7.4 Modelling of Dynamic Patterns
In contrast to static web pages, dynamic web pages allow users to generate the same web query with different parameters. Additionally, dynamic pages often use POST rather than GET methods to commit user inputs. Based on the web server’s application logic, different inputs would cause different database queries. For example, to post a comment to a blog article, the web server would first query the database to see the existing comments. If the user’s comment differs from previous comments, then the web server would automatically generate a set of new queries to insert the new post into the back-end database
PERFORMANCE EVALUATION
Implementation
Figure 8.1 depicts the architecture and session assignment of our prototype, where the host web server works as a dispatcher. In the implementation, containers were recycled based on events or when sessions time out.
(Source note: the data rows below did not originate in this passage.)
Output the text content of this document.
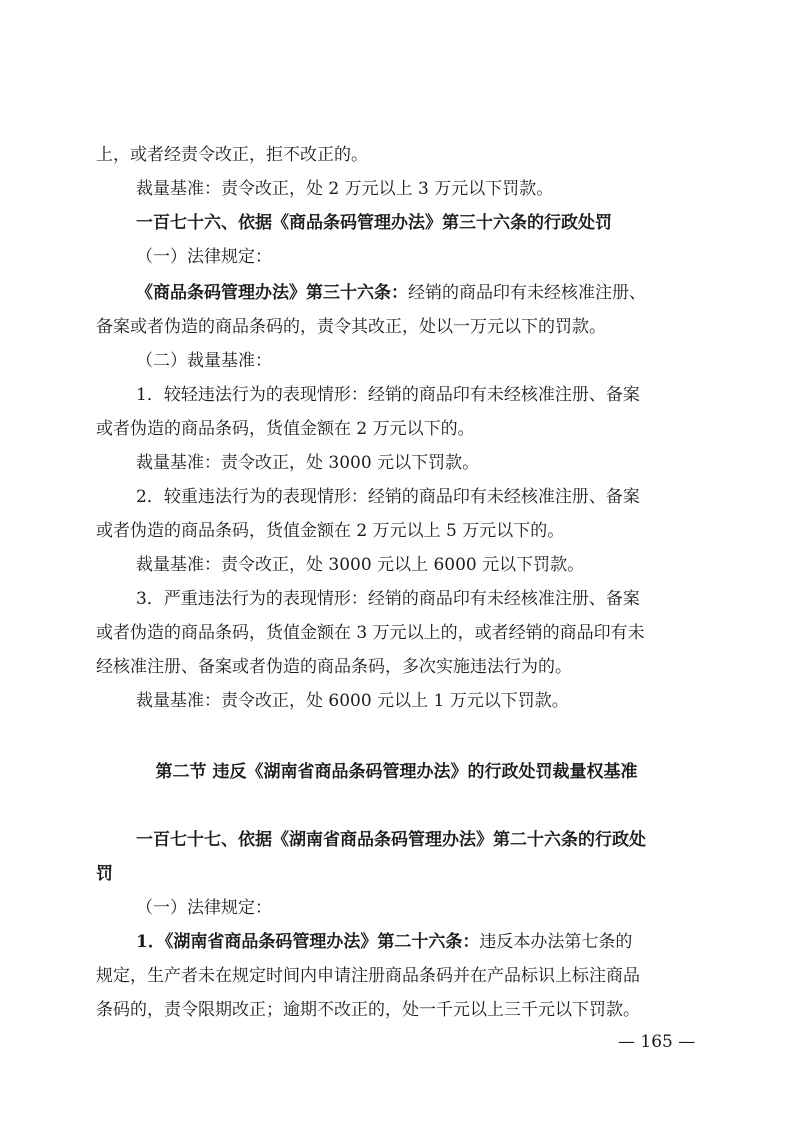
上，或者经责令改正，拒不改正的。
裁量基准：责令改正，处 2 万元以上 3 万元以下罚款。
一百七十六、依据《商品条码管理办法》第三十六条的行政处罚
（一）法律规定：
《商品条码管理办法》第三十六条：经销的商品印有未经核准注册、
备案或者伪造的商品条码的，责令其改正，处以一万元以下的罚款。
（二）裁量基准：
1．较轻违法行为的表现情形：经销的商品印有未经核准注册、备案
或者伪造的商品条码，货值金额在 2 万元以下的。
裁量基准：责令改正，处 3000 元以下罚款。
2．较重违法行为的表现情形：经销的商品印有未经核准注册、备案
或者伪造的商品条码，货值金额在 2 万元以上 5 万元以下的。
裁量基准：责令改正，处 3000 元以上 6000 元以下罚款。
3．严重违法行为的表现情形：经销的商品印有未经核准注册、备案
或者伪造的商品条码，货值金额在 3 万元以上的，或者经销的商品印有未
经核准注册、备案或者伪造的商品条码，多次实施违法行为的。
裁量基准：责令改正，处 6000 元以上 1 万元以下罚款。
第二节 违反《湖南省商品条码管理办法》的行政处罚裁量权基准
一百七十七、依据《湖南省商品条码管理办法》第二十六条的行政处
罚
（一）法律规定：
1．《湖南省商品条码管理办法》第二十六条：违反本办法第七条的
规定，生产者未在规定时间内申请注册商品条码并在产品标识上标注商品
条码的，责令限期改正；逾期不改正的，处一千元以上三千元以下罚款。
— 165 —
It was able to use the same session tracking mechanisms as implemented by the Apache server (cookies, mod usertrack, etc) because lightweight virtualization containers do not impose high memory and storage overhead. Thus, maintaining a large number of parallel-running Apache instances similar to the Apache threads that the server would maintain in the scenario without containers was possible. If a session timed out, the Apache instance was terminated along with its container
CONCLUSION
An intrusion detection system that builds models of normal behavior for multi-tiered web applications from both front-end web (HTTP) requests and back-end database (SQL) queries was presented.
Correlation of input streams was shown which in turn provides a better characterization of the system for anomaly detection because the intrusion sensor has a more precise normality model that detects a wider range of threats.
Moreover, it was showed that this held true for dynamic requests where both retrieval of information and updates to the back-end database occur using the web-server front end. When prototype was deployed on a system that employed Apache web server, a blog application and a MySQL back-end, DoubleGuard was able to identify a wide range of attacks with minimal false positives. As expected, the number of false positives depended on the size and coverage of the training sessions.